Haltern am See. Wochenlang auf Achse ohne Familie und Freunde, ein Leben zwischen Lenkrad und überfüllten Autobahnparkplätzen, Mahlzeiten vom Gaskocher und das alles für Monatslöhne zwischen 700 und 900 Euro, die mitunter unvollständig oder gar nicht ausgezahlt werden: Die Arbeitsbedingungen von prekär beschäftigten LKW-Fahrer*innen erinnern an moderne Sklaverei. Um ihren Arbeitsalltag und den ihrer Kollegen in der Paketbranche drehte sich jetzt eine Informations- und Diskussionsveranstaltung im KönzgenHaus in Haltern am See. Titel: „Auf den Straßen ist der Teufel los.“ Eingeladen hatte die Arbeitsgruppe „Würdige Arbeit“ mit dem Halterner Forum, der Katholischen Arbeitnehmer-Bewegung (KAB), dem DGB, dem Könzgenhaus und Vitus e.V., Moderator war Prof. Werner Nienhüser vom Halterner Forum.
In der Tat erleben nach den Schilderungen von Szabolcs Sepsi, Referent des DGB -Beratungsnetzwerkes „Faire Mobilität“, die bei Subunternehmen prekär beschäftigten und gewerkschaftlich nicht organisierten LKW-Fahrer*innen insbesondere aus Osteuropa, aber auch aus Ländern wie den Philippinen, „sklavenähnliche Zustände wie in der Hölle“. Von „unhaltbaren Arbeitsbedingungen“ sprach KAB-Diözesansekretär Hermann Hölscheidt.

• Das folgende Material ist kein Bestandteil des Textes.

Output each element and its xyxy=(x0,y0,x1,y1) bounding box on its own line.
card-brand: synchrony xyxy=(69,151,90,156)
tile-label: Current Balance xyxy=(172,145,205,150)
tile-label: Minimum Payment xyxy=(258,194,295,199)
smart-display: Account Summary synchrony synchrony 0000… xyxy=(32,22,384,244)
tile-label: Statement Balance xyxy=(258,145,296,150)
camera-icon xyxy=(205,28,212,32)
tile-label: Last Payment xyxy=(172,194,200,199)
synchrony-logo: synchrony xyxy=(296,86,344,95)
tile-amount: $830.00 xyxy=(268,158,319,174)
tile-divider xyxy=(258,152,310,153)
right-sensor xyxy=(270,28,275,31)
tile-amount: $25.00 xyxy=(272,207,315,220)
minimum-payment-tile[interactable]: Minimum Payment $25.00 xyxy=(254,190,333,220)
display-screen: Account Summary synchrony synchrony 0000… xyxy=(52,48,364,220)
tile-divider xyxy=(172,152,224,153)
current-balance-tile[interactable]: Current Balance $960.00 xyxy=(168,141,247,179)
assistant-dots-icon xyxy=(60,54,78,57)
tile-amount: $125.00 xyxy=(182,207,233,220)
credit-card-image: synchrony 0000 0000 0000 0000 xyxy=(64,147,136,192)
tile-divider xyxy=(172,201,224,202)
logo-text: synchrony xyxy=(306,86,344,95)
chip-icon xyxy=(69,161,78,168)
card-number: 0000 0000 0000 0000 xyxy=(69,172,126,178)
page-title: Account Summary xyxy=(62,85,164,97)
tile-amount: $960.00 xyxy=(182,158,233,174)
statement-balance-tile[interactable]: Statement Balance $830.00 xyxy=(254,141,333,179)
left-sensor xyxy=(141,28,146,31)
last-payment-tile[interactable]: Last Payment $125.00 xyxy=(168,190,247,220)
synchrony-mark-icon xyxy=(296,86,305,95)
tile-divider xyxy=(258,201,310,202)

Ruhezeiten werden ausgehebelt, es gibt keinen Zugang zu Gesundheitsdiensten, der gesetzlich verankerte Mindestlohn wird nicht gezahlt. „Wenn sich Betroffene wehren wollen, werden sie oft eingeschüchtert“, merkte Szabolcs Sepsi an. Er erinnerte an die LKW-Fahrer*innen die sich im vergangenen Jahr mit einem Hungerstreik auf der Raststätte Gräfenhausen in Hessen gegen einen besonders krassen Fall der Ausbeutung zur Wehr setzten und dabei von einem paramilitärischen Schlägertrupp bedroht wurden.
Wie lassen sich die Arbeitsbedingungen der Betroffenen verbessern? „Die KAB fordert schon seit Jahren, dass der Mindestlohn für alle gezahlt wird, die auf unseren Straßen unterwegs sind“, so Hermann Hölscheidt. Szabolcs Sepsi wies auf das DGB-Beratungsangebot „Faire Mobilität“ hin. An dreizehn Standorten (Raststätten) gibt es Hilfe und Unterstützung für prekär Beschäftigte, die kein Geld für Individualklagen haben.
Daneben geht es um ganz praktische Dinge: Freier Zugang zu Sanitäranlagen und Wasser etwa. „Das ist eine Frage der Menschenwürde und auch der Gesundheitsvorsorge“, so Hölscheidt. Mit der Aktion „Nikolaus im Fahrerhaus“ der KAB Münster und der Aktion des Halterner Netzwerks „Brückenbauen“ werden in der Weihnachtszeit Kontakte zu Fahrer*innen mit dem Ziel der Vernetzung geknüpft.
Neben dieser Arbeitnehmergruppe ging es im KönzgenHaus auch um Beschäftigte von Liefer- und Paketdiensten. Auch hier sind, mit Ausnahme von DHL, durchweg Subunternehmen tätig. Bis zu 250 Pakete am Tag bei einem zulässigen Paketgewicht von 30 Kilo ausliefern, das ist Schwerstarbeit zum Mindestlohn. Nur in einzelnen größeren Betrieben gebe es gewerkschaftlich Organisierte und teilweise einen Betriebsrat, so Sepsi. Der DGB-Referent und KAB-Diözesansekretär Hölscheidt waren sich einig: In dieser Branche gehören Subunternehmen verboten.